At first, it was subtle. I kept tripping while playing cricket with my friends. Everyone joked that I was just clumsy, and honestly, I believed that too. But over time, I realized my ankles felt unusually weak. Running became harder, especially during school sports events. I also noticed that the arches of my feet looked higher than everyone else’s.

By the time I reached Class 11, climbing stairs had started feeling exhausting. I could not balance properly on uneven roads, and my legs would tire much faster than before. My parents took me to several doctors before a neurologist finally explained that the weakness and muscle wasting in my lower legs were signs of Charcot–Marie–Tooth disease.

The diagnosis answered many questions, but it was also difficult to hear that the condition was progressive and inherited. Since then, I have been managing it with physiotherapy, supportive footwear, and regular monitoring.”

“Hi, my name is Nandini Rao. I am 22 years old now, but I was diagnosed with Charcot–Marie–Tooth disease when I was 16.

For years before the diagnosis, I had strange symptoms that nobody could fully explain. I remember struggling with handwriting during middle school because my fingers would cramp easily. Around the age of 13, I also started feeling numbness in my feet after standing for long periods.

At first, my family thought it was due to poor posture or weakness from studying too much indoors. But things became more noticeable when I entered high school. I had trouble keeping up during dance practice because my feet felt stiff and unstable. Sometimes I could not even feel small injuries on my toes.

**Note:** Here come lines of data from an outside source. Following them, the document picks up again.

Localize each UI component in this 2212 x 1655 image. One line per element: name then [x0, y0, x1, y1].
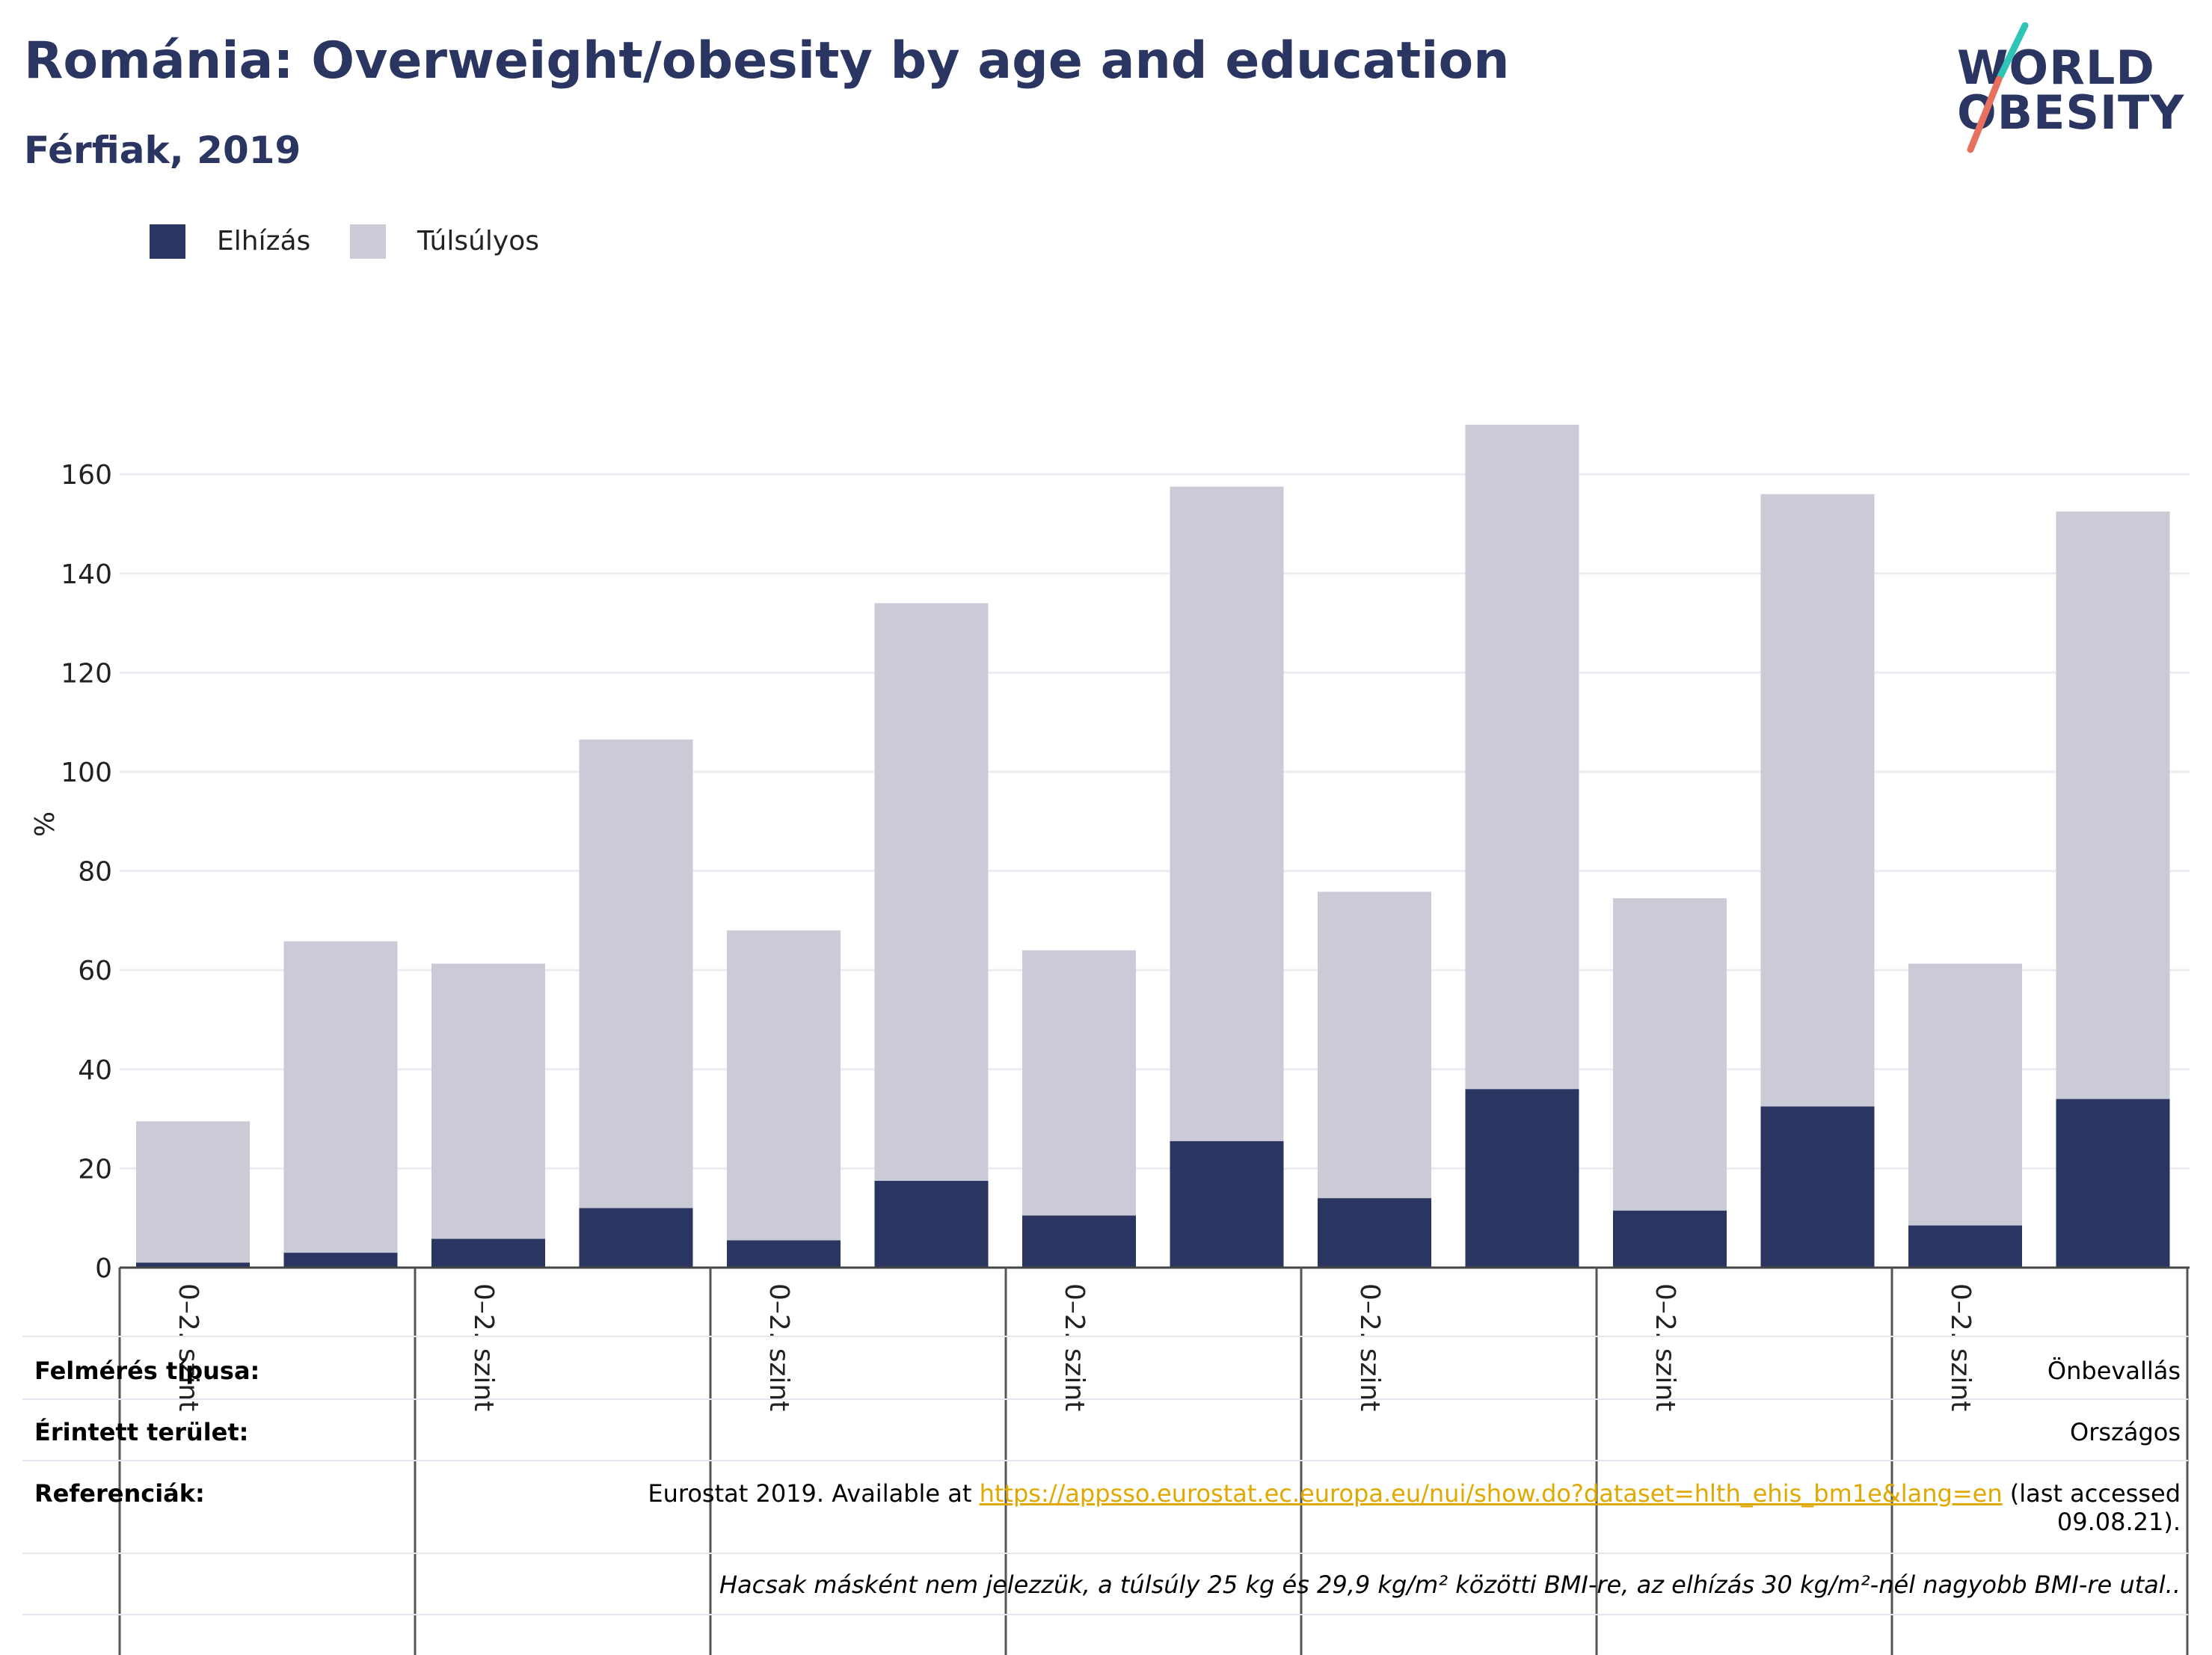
bar-overweight [1760, 494, 1875, 1107]
y-tick-label: 40 [78, 1055, 112, 1086]
bar-overweight [1465, 424, 1579, 1090]
y-tick-label: 100 [61, 758, 112, 788]
survey-type-label: Felmérés típusa: [34, 1357, 260, 1385]
x-group-label: 0–2. szint [173, 1283, 203, 1411]
footer-divider [22, 1336, 2188, 1337]
bar-obesity [1465, 1089, 1579, 1268]
bar-obesity [283, 1253, 398, 1268]
bar-obesity [727, 1240, 841, 1268]
y-tick-label: 160 [61, 460, 112, 491]
legend-swatch-obesity [150, 224, 185, 259]
footer-divider [22, 1553, 2188, 1554]
bar-obesity [1318, 1198, 1431, 1268]
y-tick-label: 0 [95, 1253, 112, 1284]
bar-obesity [1170, 1140, 1284, 1268]
axis-labels: 0 20 40 60 80 100 120 140 160% 0–2. szint 0–2. szi… [30, 460, 1976, 1411]
bar-obesity [1613, 1210, 1727, 1268]
bar-overweight [2056, 511, 2170, 1099]
gridlines [120, 473, 2190, 1170]
bar-obesity [431, 1238, 545, 1268]
y-tick-label: 80 [78, 857, 112, 888]
legend-label-obesity: Elhízás [217, 226, 311, 257]
legend-label-overweight: Túlsúlyos [417, 226, 540, 257]
bar-overweight [727, 930, 841, 1241]
survey-type-value: Önbevallás [2047, 1357, 2181, 1385]
bar-overweight [1908, 963, 2022, 1226]
legend-swatch-overweight [350, 224, 386, 259]
reference-link[interactable]: https://appsso.eurostat.ec.europa.eu/nui… [979, 1479, 2003, 1508]
x-group-label: 0–2. szint [1945, 1283, 1976, 1411]
footer-divider [22, 1398, 2188, 1400]
footer-divider [22, 1614, 2188, 1615]
x-group-label: 0–2. szint [1059, 1283, 1090, 1411]
reference-prefix: Eurostat 2019. Available at [648, 1479, 980, 1508]
bar-obesity [1760, 1106, 1875, 1268]
x-group-label: 0–2. szint [468, 1283, 499, 1411]
references-label: Referenciák: [34, 1479, 205, 1508]
x-group-label: 0–2. szint [764, 1283, 794, 1411]
reference-accessed-date: 09.08.21). [2056, 1508, 2181, 1536]
bar-overweight [431, 963, 545, 1239]
bar-obesity [579, 1208, 693, 1268]
y-axis-label: % [30, 811, 61, 837]
footer-divider [22, 1460, 2188, 1461]
y-tick-label: 20 [78, 1154, 112, 1185]
x-group-label: 0–2. szint [1354, 1283, 1385, 1411]
y-tick-label: 60 [78, 956, 112, 986]
bmi-definition-note: Hacsak másként nem jelezzük, a túlsúly 2… [719, 1570, 2181, 1599]
bar-overweight [1022, 950, 1136, 1216]
bar-overweight [874, 603, 989, 1181]
x-group-label: 0–2. szint [1650, 1283, 1680, 1411]
y-tick-label: 120 [61, 658, 112, 689]
bar-obesity [1908, 1225, 2022, 1268]
bar-overweight [1170, 486, 1284, 1141]
chart-title: Románia: Overweight/obesity by age and e… [24, 31, 1510, 90]
axes [118, 1266, 2190, 1655]
bar-obesity [1022, 1215, 1136, 1268]
area-label: Érintett terület: [34, 1418, 249, 1446]
bar-obesity [136, 1262, 250, 1268]
references-value: Eurostat 2019. Available at https://apps… [648, 1479, 2181, 1536]
logo-line-1: WORLD [1957, 40, 2155, 95]
bar-obesity [2056, 1099, 2170, 1268]
bar-overweight [1613, 898, 1727, 1211]
area-value: Országos [2070, 1418, 2181, 1446]
bar-overweight [136, 1121, 250, 1263]
chart-subtitle: Férfiak, 2019 [24, 129, 301, 172]
y-tick-label: 140 [61, 559, 112, 590]
reference-suffix: (last accessed [2002, 1479, 2181, 1508]
bar-overweight [283, 941, 398, 1253]
bar-overweight [579, 739, 693, 1209]
bar-obesity [874, 1180, 989, 1268]
world-obesity-logo: WORLD OBESITY [1948, 22, 2195, 157]
bar-overweight [1318, 891, 1431, 1199]
logo-slash-icon [1967, 22, 2029, 153]
bars [136, 424, 2170, 1268]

When I was 16, I finally underwent nerve conduction studies and genetic testing. That was when the doctors diagnosed Charcot–Marie–Tooth disease. I remember feeling relieved and frightened at the same time. Relieved because there was finally an explanation, and frightened because I learned there was no permanent cure.

Today, I still experience weakness in my hands and feet, but therapy and exercise routines have helped me maintain independence."

“Hello, my name is Priya Kulkarni, and I was diagnosed with Charcot–Marie–Tooth disease when I was 15 years old.

In my case, the symptoms started early, but they became noticeable only after puberty. Around the age of 12 or 13, I began having difficulty keeping my balance during badminton matches at school. My feet would sometimes feel strangely numb, especially in winter.

As the years passed, I noticed increasing weakness in my ankles. I could not run properly anymore, and I frequently twisted my feet while walking. My parents initially thought it was because I was physically inactive during the pandemic years, but physiotherapy alone did not improve anything.

One doctor eventually noticed the characteristic shape of my feet and suggested neurological testing. After several examinations, I received the diagnosis of Charcot–Marie–Tooth disease at 15.

The hardest part was realizing that the condition would progress slowly over time. But learning about it early also helped me adapt sooner. I now focus on strength training, mobility exercises, and maintaining as much physical function as possible.”